After several successful ventures, one of the towees—who happened to be a 50-something World Tour vet, Charlie Kuhn—found himself in a world of trouble. After kicking out of a successful wave, he was confronted by another double the height and magnitude. More pressingly, this wave had swung well wide of the first, rendering the “channel” completely useless.
As a man of great intestinal fortitude, Charlie attempted to duckdive the vicious mass. This did not end well.
After a near-two-wave hold-down, Charlie emerged painted in blood.
Even the application of salt water, which serves to temporarily pacify a wound, did nothing to stop the crimson flow. From the top of Charlie’s head down to his sun-stained calves, abrasions of varying length and depth gushed a deep red.
Like Agustin, Charlie was in adrenaline-induced shock.
“I’m fine! I’m good. Seriously. They’re just flesh wounds,” Charlie said, with a seamless Monty Python reference.
That night, Seth flew back to Hawaii to fulfill some prior obligations. Tagging in for him were Jack Robinson, Balaram Stack and Parker Coffin, who had heard all about the “decade swell” and wanted to dance in its dying breaths.
While smaller, the right provided some moments over the next few days. It was primarily Jack, a tube savant of the highest order and recent QS graduate, who connected most with the lurching, island-adjacent wedge.
“It’s like The Box and The Right mixed together,” Jack would later explain, in reference to two of the most notorious shelves of his homeland, Western Australia.
But this false sense of familiarity would ultimately cost Jack. After exiting a tube in his patently lax fashion, the Australian thought it might be fun to bang a little cutty on the end section. Big mistake.
Before Jack knew it, the reef had gone dry and he was forced to straighten out. This left him in an unenviable position for waves two and three of the set, which pushed him emphatically toward the island. Jack had no choice but to scale the chiseled sea ulcer, which he did one inch at a time.
“I’ve never felt something so sharp,” Jack would later describe. “It took me 45 minutes to move 20 feet.”
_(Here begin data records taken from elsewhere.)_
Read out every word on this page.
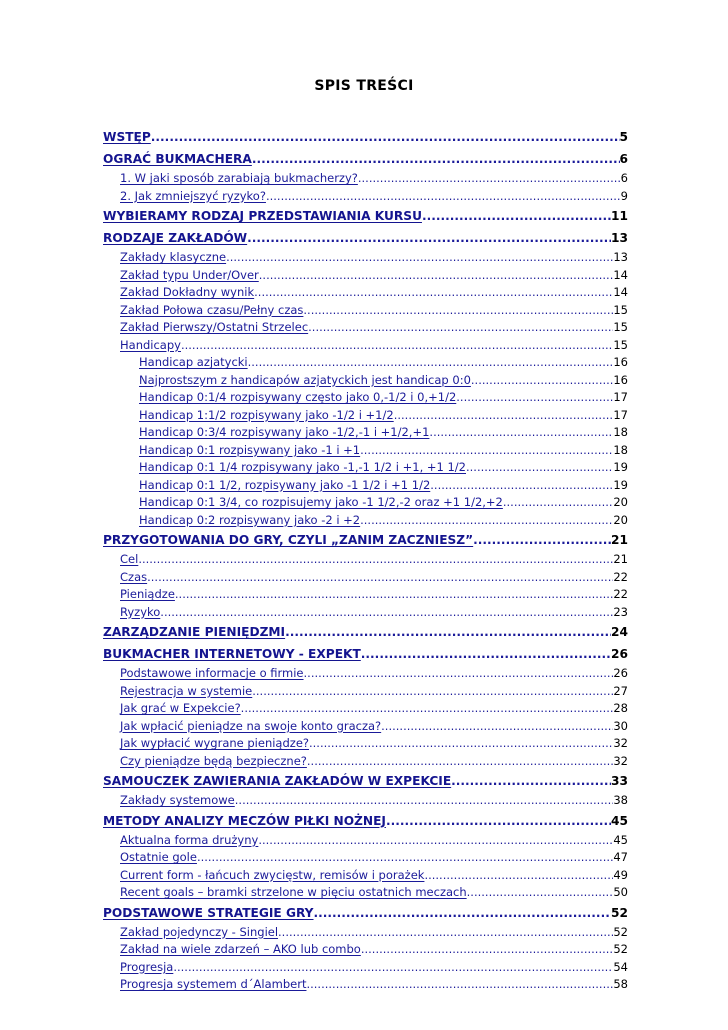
SPIS TREŚCI
WSTĘP .....	5
OGRAĆ BUKMACHERA .....	6
1. W jaki sposób zarabiają bukmacherzy? .....	6
2. Jak zmniejszyć ryzyko? .....	9
WYBIERAMY RODZAJ PRZEDSTAWIANIA KURSU .....	11
RODZAJE ZAKŁADÓW .....	13
Zakłady klasyczne .....	13
Zakład typu Under/Over .....	14
Zakład Dokładny wynik .....	14
Zakład Połowa czasu/Pełny czas .....	15
Zakład Pierwszy/Ostatni Strzelec .....	15
Handicapy .....	15
Handicap azjatycki .....	16
Najprostszym z handicapów azjatyckich jest handicap 0:0 .....	16
Handicap 0:1/4 rozpisywany często jako 0,-1/2 i 0,+1/2 .....	17
Handicap 1:1/2 rozpisywany jako -1/2 i +1/2 .....	17
Handicap 0:3/4 rozpisywany jako -1/2,-1 i +1/2,+1 .....	18
Handicap 0:1 rozpisywany jako -1 i +1 .....	18
Handicap 0:1 1/4 rozpisywany jako -1,-1 1/2 i +1, +1 1/2 .....	19
Handicap 0:1 1/2, rozpisywany jako -1 1/2 i +1 1/2 .....	19
Handicap 0:1 3/4, co rozpisujemy jako -1 1/2,-2 oraz +1 1/2,+2 .....	20
Handicap 0:2 rozpisywany jako -2 i +2 .....	20
PRZYGOTOWANIA DO GRY, CZYLI „ZANIM ZACZNIESZ” .....	21
Cel .....	21
Czas .....	22
Pieniądze .....	22
Ryzyko .....	23
ZARZĄDZANIE PIENIĘDZMI .....	24
BUKMACHER INTERNETOWY - EXPEKT .....	26
Podstawowe informacje o firmie .....	26
Rejestracja w systemie .....	27
Jak grać w Expekcie? .....	28
Jak wpłacić pieniądze na swoje konto gracza? .....	30
Jak wypłacić wygrane pieniądze? .....	32
Czy pieniądze będą bezpieczne? .....	32
SAMOUCZEK ZAWIERANIA ZAKŁADÓW W EXPEKCIE .....	33
Zakłady systemowe .....	38
METODY ANALIZY MECZÓW PIŁKI NOŻNEJ .....	45
Aktualna forma drużyny .....	45
Ostatnie gole .....	47
Current form - łańcuch zwycięstw, remisów i porażek .....	49
Recent goals – bramki strzelone w pięciu ostatnich meczach .....	50
PODSTAWOWE STRATEGIE GRY .....	52
Zakład pojedynczy - Singiel .....	52
Zakład na wiele zdarzeń – AKO lub combo .....	52
Progresja .....	54
Progresja systemem d´Alambert .....	58
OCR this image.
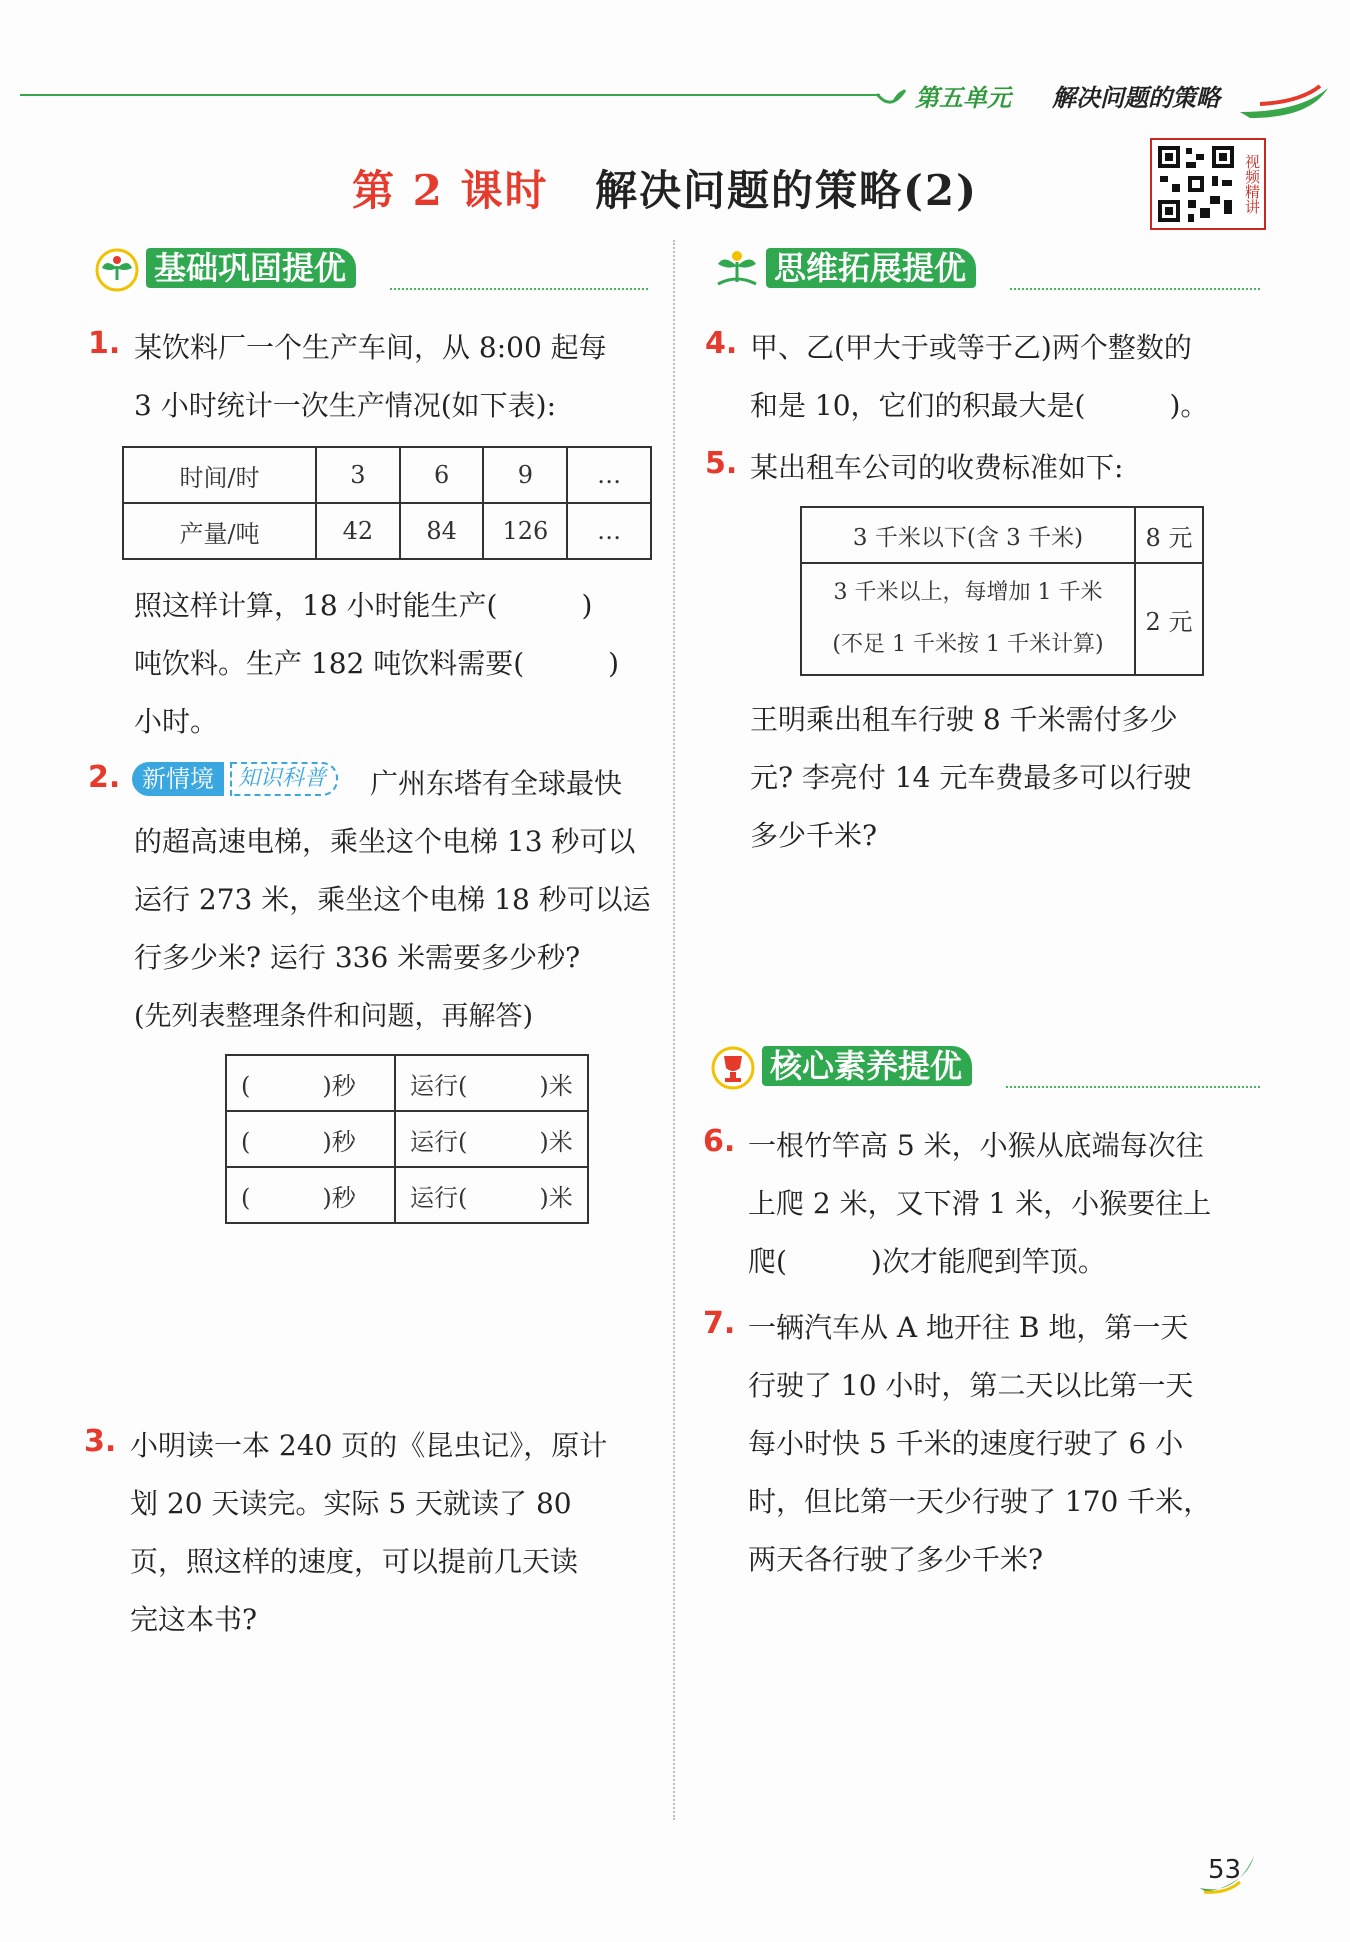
第五单元 解决问题的策略
第 2 课时 解决问题的策略(2)	视频精讲
基础巩固提优	思维拓展提优
1. 某饮料厂一个生产车间，从 8:00 起每
3 小时统计一次生产情况(如下表):
时间/时	3	6	9	…
产量/吨	42	84	126	…
照这样计算，18 小时能生产(　　　)
吨饮料。生产 182 吨饮料需要(　　　)
小时。
2. 新情境	知识科普	广州东塔有全球最快
的超高速电梯，乘坐这个电梯 13 秒可以
运行 273 米，乘坐这个电梯 18 秒可以运
行多少米? 运行 336 米需要多少秒?
(先列表整理条件和问题，再解答)
(　　　)秒	运行(　　　)米
(　　　)秒	运行(　　　)米
(　　　)秒	运行(　　　)米
3. 小明读一本 240 页的《昆虫记》，原计
划 20 天读完。实际 5 天就读了 80
页，照这样的速度，可以提前几天读
完这本书?
4. 甲、乙(甲大于或等于乙)两个整数的
和是 10，它们的积最大是(　　　)。
5. 某出租车公司的收费标准如下:
3 千米以下(含 3 千米)	8 元

3 千米以上，每增加 1 千米
(不足 1 千米按 1 千米计算)	2 元
王明乘出租车行驶 8 千米需付多少
元? 李亮付 14 元车费最多可以行驶
多少千米?
核心素养提优
6. 一根竹竿高 5 米，小猴从底端每次往
上爬 2 米，又下滑 1 米，小猴要往上
爬(　　　)次才能爬到竿顶。
7. 一辆汽车从 A 地开往 B 地，第一天
行驶了 10 小时，第二天以比第一天
每小时快 5 千米的速度行驶了 6 小
时，但比第一天少行驶了 170 千米，
两天各行驶了多少千米?
53
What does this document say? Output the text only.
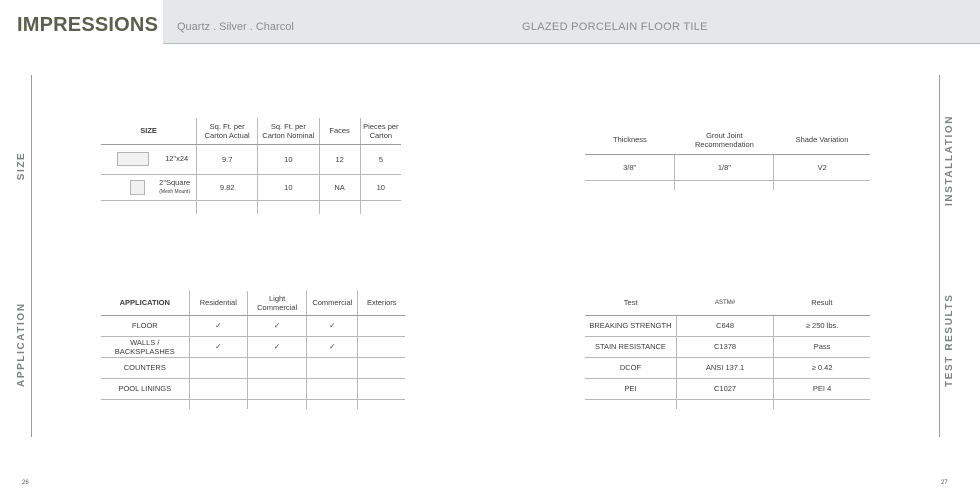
IMPRESSIONS Quartz . Silver . Charcol	GLAZED PORCELAIN FLOOR TILE
SIZE
APPLICATION
INSTALLATION
TEST RESULTS
SIZE	Sq. Ft. per Carton Actual	Sq. Ft. per Carton Nominal	Faces	Pieces per Carton
12"x24	9.7	10	12	5
2"Square
(Mesh Mount)	9.82	10	NA	10

Thickness	Grout Joint Recommendation	Shade Variation
3/8"	1/8"	V2

APPLICATION	Residential	Light Commercial	Commercial	Exteriors
FLOOR	✓	✓	✓	
WALLS / BACKSPLASHES	✓	✓	✓	
COUNTERS				
POOL LININGS				

Test	ASTM#	Result
BREAKING STRENGTH	C648	≥ 250 lbs.
STAIN RESISTANCE	C1378	Pass
DCOF	ANSI 137.1	≥ 0.42
PEI	C1027	PEI 4

26	27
This kind of Type-2 fun is why the boys didn’t go to Bocas de Toro in the first place. Rather than a guaranteed score at a gorilla wedge, they had trusted Logan, and listened to him when he pushed. them to get something different. Something novel. Something with more inherent risk.
Logan gave us all a reason to zig when others zag.
Snapt4 will premiere this summer, and we can safely bet it’ll end up the surf film of the year.
*How “safe” the town actually is varies depending on who you talk to, but there’s a resounding consensus that the zone is on an upward trajectory in terms of general security. Also, the local surf community would happily open its arms to (respectful) newcomers.